Member of the Kansas House of Representatives from the 80th district
- Incumbent
- Assumed office January 14, 2019
- Preceded by: Anita Judd-Jenkins

Personal details
- Party: Republican
- Education: University of Nebraska–Lincoln (BS, BA) Southwestern College (MEd)

= Bill Rhiley =

American politician, businessman, and educator

Bill Rhiley is an American politician, businessman, and former educator serving as a member of the Kansas House of Representatives from the 80th district. Elected in 2018, he assumed office in January 2019.

== Education ==
Rhiley earned a Bachelor of Science degree in business administration and a Bachelor of Arts in business education from the University of Nebraska–Lincoln, followed by a Master of Education from Southwestern College.

== Career ==
Before entering politics, Rhiley worked a high school business and technology teacher, computer system integrator, and special education teacher.

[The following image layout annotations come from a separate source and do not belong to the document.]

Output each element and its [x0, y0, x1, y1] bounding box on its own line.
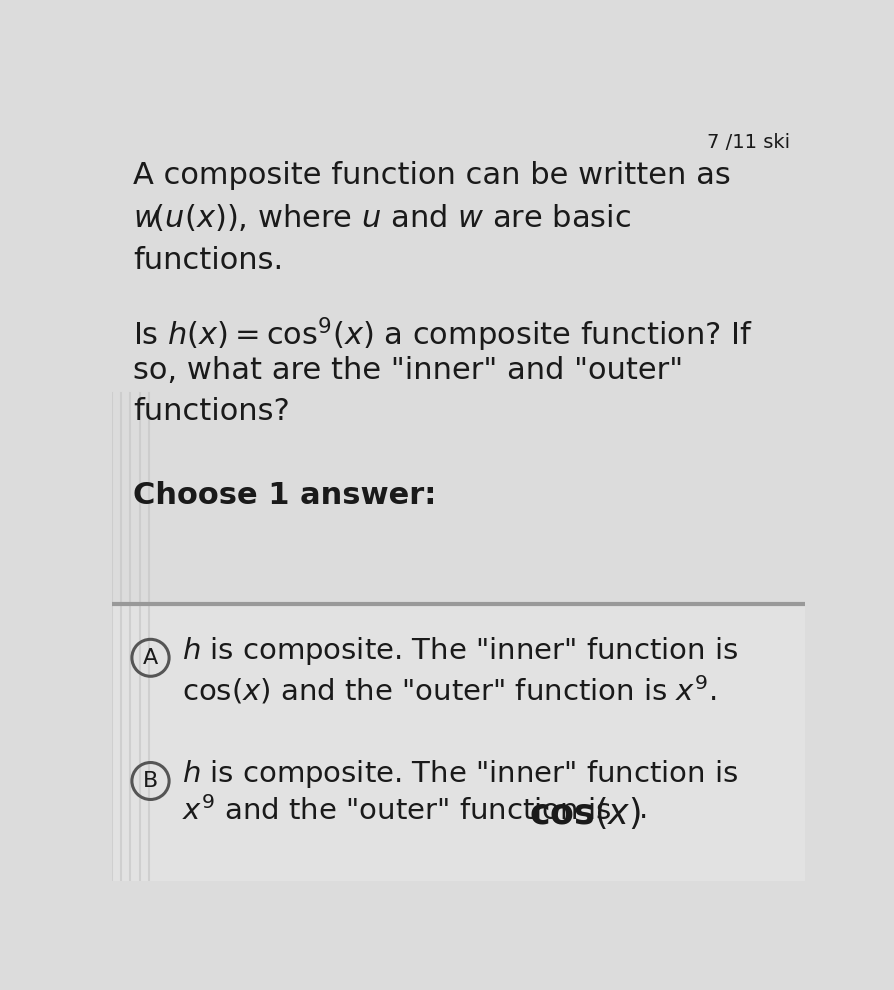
Text: A composite function can be written as: A composite function can be written as [133, 161, 731, 190]
Text: functions?: functions? [133, 397, 291, 426]
Text: 7 /11 ski: 7 /11 ski [707, 133, 790, 151]
Text: functions.: functions. [133, 246, 283, 275]
Text: so, what are the "inner" and "outer": so, what are the "inner" and "outer" [133, 356, 684, 385]
FancyBboxPatch shape [112, 119, 805, 604]
Text: $h$ is composite. The "inner" function is: $h$ is composite. The "inner" function i… [181, 758, 738, 790]
Text: $\mathregular{cos}(x)$: $\mathregular{cos}(x)$ [528, 795, 640, 831]
Text: A: A [143, 647, 158, 668]
Text: B: B [143, 771, 158, 791]
Text: Is $h(x) = \cos^9\!(x)$ a composite function? If: Is $h(x) = \cos^9\!(x)$ a composite func… [133, 315, 754, 353]
FancyBboxPatch shape [112, 604, 805, 881]
Text: .: . [638, 796, 648, 825]
Text: $w\!\left(u(x)\right)$, where $u$ and $w$ are basic: $w\!\left(u(x)\right)$, where $u$ and $w… [133, 202, 631, 233]
Text: $h$ is composite. The "inner" function is: $h$ is composite. The "inner" function i… [181, 635, 738, 666]
Text: $\cos(x)$ and the "outer" function is $x^9$.: $\cos(x)$ and the "outer" function is $x… [181, 673, 716, 706]
Text: $x^9$ and the "outer" function is: $x^9$ and the "outer" function is [181, 796, 612, 827]
Text: Choose 1 answer:: Choose 1 answer: [133, 481, 437, 510]
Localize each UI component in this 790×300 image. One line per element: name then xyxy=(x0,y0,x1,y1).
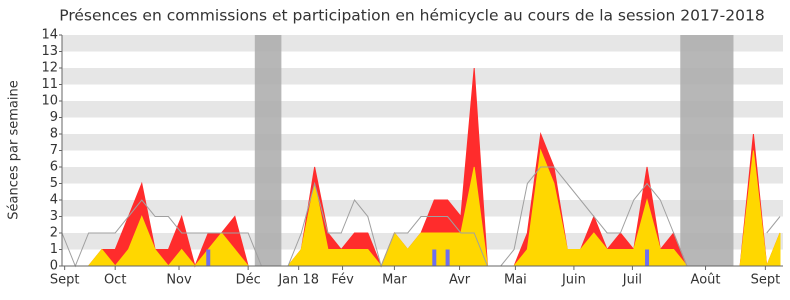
x-tick-label: Jan 18 xyxy=(277,273,319,288)
chart-title: Présences en commissions et participatio… xyxy=(59,7,764,25)
y-tick-label: 5 xyxy=(50,176,58,191)
x-tick-label: Sept xyxy=(751,273,781,288)
y-tick-label: 11 xyxy=(41,77,58,92)
y-tick-label: 7 xyxy=(50,143,58,158)
x-tick-label: Nov xyxy=(166,273,192,288)
grid-stripe xyxy=(62,101,783,118)
y-tick-label: 3 xyxy=(50,209,58,224)
y-tick-label: 10 xyxy=(41,94,58,109)
vacation-band xyxy=(254,35,282,266)
y-tick-label: 0 xyxy=(50,259,58,274)
x-tick-label: Juin xyxy=(561,273,586,288)
vacation-band xyxy=(680,35,734,266)
y-tick-label: 4 xyxy=(50,193,58,208)
y-axis-label: Séances par semaine xyxy=(7,80,22,219)
x-tick-label: Oct xyxy=(104,273,126,288)
grid-stripe xyxy=(62,35,783,52)
x-tick-label: Sept xyxy=(50,273,80,288)
y-tick-label: 14 xyxy=(41,28,58,43)
grid-stripe xyxy=(62,167,783,184)
question-bar xyxy=(645,249,650,266)
y-tick-label: 13 xyxy=(41,44,58,59)
x-tick-label: Fév xyxy=(331,273,354,288)
x-tick-label: Juil xyxy=(622,273,642,288)
y-tick-label: 1 xyxy=(50,242,58,257)
y-tick-label: 12 xyxy=(41,61,58,76)
x-tick-label: Déc xyxy=(236,273,261,288)
grid-stripe xyxy=(62,68,783,85)
question-bar xyxy=(206,249,211,266)
x-tick-label: Avr xyxy=(449,273,471,288)
x-tick-label: Août xyxy=(691,273,721,288)
question-bar xyxy=(445,249,450,266)
y-tick-label: 2 xyxy=(50,226,58,241)
x-tick-label: Mar xyxy=(382,273,407,288)
series-area xyxy=(62,148,781,267)
y-tick-label: 9 xyxy=(50,110,58,125)
question-bar xyxy=(432,249,437,266)
grid-stripe xyxy=(62,134,783,151)
grid-stripe xyxy=(62,200,783,217)
y-tick-label: 8 xyxy=(50,127,58,142)
y-tick-label: 6 xyxy=(50,160,58,175)
x-tick-label: Mai xyxy=(504,273,527,288)
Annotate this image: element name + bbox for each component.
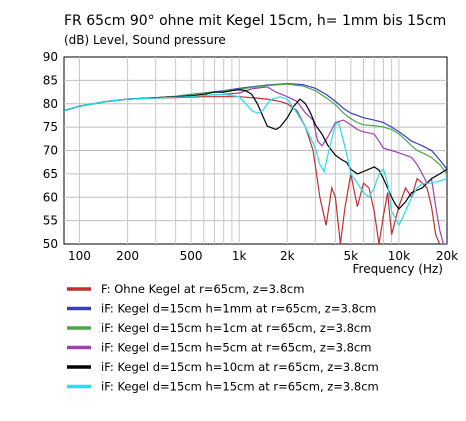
legend-label: iF: Kegel d=15cm h=5cm at r=65cm, z=3.8c… xyxy=(101,341,371,355)
x-tick-label: 100 xyxy=(68,249,91,263)
y-tick-label: 60 xyxy=(43,190,58,204)
legend: F: Ohne Kegel at r=65cm, z=3.8cm iF: Kege… xyxy=(67,282,379,394)
legend-label: F: Ohne Kegel at r=65cm, z=3.8cm xyxy=(101,282,304,296)
x-tick-label: 5k xyxy=(344,249,359,263)
x-axis-tick-labels: 100 200 500 1k 2k 5k 10k 20k xyxy=(68,249,458,263)
legend-label: iF: Kegel d=15cm h=15cm at r=65cm, z=3.8… xyxy=(101,380,379,394)
y-tick-label: 65 xyxy=(43,167,58,181)
y-tick-label: 70 xyxy=(43,144,58,158)
y-tick-label: 75 xyxy=(43,120,58,134)
y-tick-label: 80 xyxy=(43,97,58,111)
legend-label: iF: Kegel d=15cm h=10cm at r=65cm, z=3.8… xyxy=(101,360,379,374)
y-tick-label: 85 xyxy=(43,73,58,87)
y-axis-tick-labels: 50 55 60 65 70 75 80 85 90 xyxy=(43,50,58,251)
series-line-6 xyxy=(64,93,447,227)
x-tick-label: 20k xyxy=(436,249,458,263)
x-tick-label: 200 xyxy=(116,249,139,263)
chart-subtitle: (dB) Level, Sound pressure xyxy=(64,33,226,47)
x-tick-label: 2k xyxy=(280,249,295,263)
x-axis-label: Frequency (Hz) xyxy=(353,262,444,276)
y-tick-label: 50 xyxy=(43,237,58,251)
series-line-1 xyxy=(64,96,447,244)
x-tick-label: 10k xyxy=(388,249,410,263)
series-line-5 xyxy=(64,89,447,210)
legend-label: iF: Kegel d=15cm h=1mm at r=65cm, z=3.8c… xyxy=(101,302,376,316)
y-tick-label: 90 xyxy=(43,50,58,64)
x-tick-label: 500 xyxy=(180,249,203,263)
series-lines xyxy=(64,82,447,244)
chart-title: FR 65cm 90° ohne mit Kegel 15cm, h= 1mm … xyxy=(64,13,446,29)
series-line-3 xyxy=(64,83,447,175)
legend-label: iF: Kegel d=15cm h=1cm at r=65cm, z=3.8c… xyxy=(101,321,371,335)
y-tick-label: 55 xyxy=(43,214,58,228)
x-tick-label: 1k xyxy=(232,249,247,263)
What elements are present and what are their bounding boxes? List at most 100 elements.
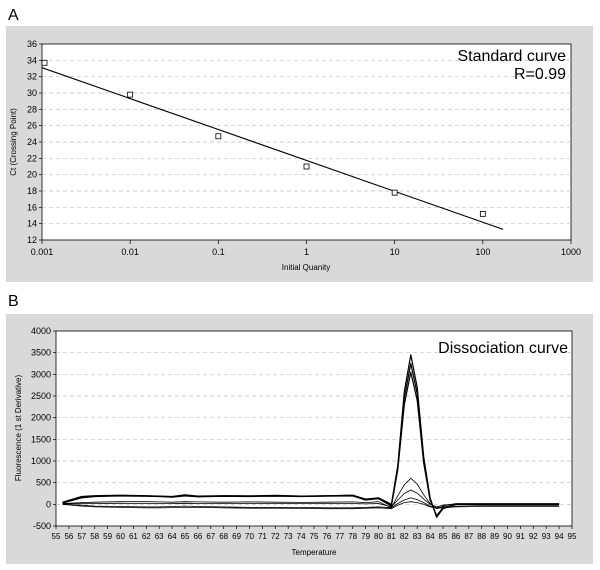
x-tick-label: 95 [568, 532, 577, 541]
x-tick-label: 79 [361, 532, 370, 541]
x-tick-label: 67 [206, 532, 215, 541]
x-tick-label: 92 [529, 532, 538, 541]
x-tick-label: 65 [181, 532, 190, 541]
x-tick-label: 10 [390, 247, 400, 257]
y-tick-label: -500 [33, 521, 51, 531]
x-tick-label: 72 [271, 532, 280, 541]
x-tick-label: 81 [387, 532, 396, 541]
x-tick-label: 85 [439, 532, 448, 541]
x-tick-label: 88 [477, 532, 486, 541]
dissociation-series-line [62, 497, 560, 509]
y-tick-label: 2500 [31, 391, 51, 401]
panel-b-grid [56, 352, 572, 505]
x-tick-label: 59 [103, 532, 112, 541]
x-tick-label: 57 [77, 532, 86, 541]
y-tick-label: 22 [27, 153, 37, 163]
panel-a-x-label: Initial Quanity [282, 263, 330, 272]
dissociation-curves [62, 354, 560, 518]
y-tick-label: 12 [27, 235, 37, 245]
x-tick-label: 62 [142, 532, 151, 541]
panel-a-letter: A [8, 7, 19, 24]
x-tick-label: 69 [232, 532, 241, 541]
y-tick-label: 18 [27, 186, 37, 196]
x-tick-label: 0.01 [121, 247, 139, 257]
x-tick-label: 71 [258, 532, 267, 541]
x-tick-label: 68 [219, 532, 228, 541]
dissociation-series-line [62, 489, 560, 508]
y-tick-label: 24 [27, 137, 37, 147]
x-tick-label: 76 [322, 532, 331, 541]
panel-b-y-axis: -500 0 500 1000 1500 2000 2500 3000 3500 4000 [31, 326, 56, 531]
x-tick-label: 66 [193, 532, 202, 541]
x-tick-label: 70 [245, 532, 254, 541]
x-tick-label: 1000 [561, 247, 581, 257]
y-tick-label: 1500 [31, 434, 51, 444]
y-tick-label: 1000 [31, 456, 51, 466]
y-tick-label: 36 [27, 39, 37, 49]
panel-a-y-label: Ct (Crossing Point) [9, 108, 18, 176]
dissociation-series-line [62, 477, 560, 510]
data-point [303, 163, 310, 170]
x-tick-label: 78 [348, 532, 357, 541]
y-tick-label: 3500 [31, 348, 51, 358]
x-tick-label: 93 [542, 532, 551, 541]
x-tick-label: 82 [400, 532, 409, 541]
x-tick-label: 94 [555, 532, 564, 541]
y-tick-label: 14 [27, 219, 37, 229]
x-tick-label: 55 [52, 532, 61, 541]
x-tick-label: 0.1 [212, 247, 225, 257]
data-point [391, 189, 398, 196]
y-tick-label: 16 [27, 202, 37, 212]
data-point [41, 59, 48, 66]
x-tick-label: 89 [490, 532, 499, 541]
standard-curve-points [41, 59, 486, 217]
x-tick-label: 91 [516, 532, 525, 541]
standard-curve-title: Standard curve [457, 48, 566, 65]
x-tick-label: 83 [413, 532, 422, 541]
dissociation-curve-title: Dissociation curve [438, 340, 568, 357]
x-tick-label: 56 [64, 532, 73, 541]
panel-a-x-axis: 0.001 0.01 0.1 1 10 100 1000 [31, 240, 581, 257]
x-tick-label: 73 [284, 532, 293, 541]
x-tick-label: 1 [304, 247, 309, 257]
correlation-annotation: R=0.99 [514, 66, 566, 83]
y-tick-label: 28 [27, 104, 37, 114]
y-tick-label: 30 [27, 88, 37, 98]
data-point [127, 91, 134, 98]
y-tick-label: 32 [27, 72, 37, 82]
x-tick-label: 0.001 [31, 247, 54, 257]
panel-a-y-axis: 12 14 16 18 20 22 24 26 28 30 32 34 36 [27, 39, 42, 245]
y-tick-label: 3000 [31, 369, 51, 379]
y-tick-label: 34 [27, 55, 37, 65]
y-tick-label: 20 [27, 170, 37, 180]
y-tick-label: 0 [46, 499, 51, 509]
panel-b-y-label: Fluorescence (1 st Derivative) [14, 375, 23, 482]
x-tick-label: 90 [503, 532, 512, 541]
x-tick-label: 63 [155, 532, 164, 541]
y-tick-label: 26 [27, 121, 37, 131]
panel-a-plot-area [41, 43, 572, 241]
panel-b-plot-area [55, 330, 573, 527]
x-tick-label: 64 [168, 532, 177, 541]
panel-b-x-label: Temperature [292, 548, 337, 557]
x-tick-label: 61 [129, 532, 138, 541]
x-tick-label: 58 [90, 532, 99, 541]
data-point [215, 133, 222, 140]
data-point [479, 210, 486, 217]
dissociation-series-line [62, 501, 560, 510]
x-tick-label: 75 [310, 532, 319, 541]
y-tick-label: 4000 [31, 326, 51, 336]
y-tick-label: 2000 [31, 413, 51, 423]
x-tick-label: 84 [426, 532, 435, 541]
x-tick-label: 87 [464, 532, 473, 541]
panel-b-letter: B [8, 293, 19, 310]
x-tick-label: 86 [451, 532, 460, 541]
x-tick-label: 80 [374, 532, 383, 541]
x-tick-label: 100 [475, 247, 490, 257]
x-tick-label: 74 [297, 532, 306, 541]
x-tick-label: 77 [335, 532, 344, 541]
x-tick-label: 60 [116, 532, 125, 541]
panel-b-x-axis: 55 56 57 58 59 60 61 62 63 64 65 66 67 68 69 70 71 72 73 74… [52, 526, 577, 541]
y-tick-label: 500 [36, 478, 51, 488]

He was also the publisher of the Belle Plaine News and Oxford Register, both in Belle Plaine, Kansas. He owns a bed and breakfast in Wellington, Kansas with his wife. In the 2018 election for the 80th district of the Kansas House of Representatives, Rhiley defeated incumbent Anita Judd-Jenkins in the Republican primary. He did not face a Democratic challenger in the 2018 or 2020 election.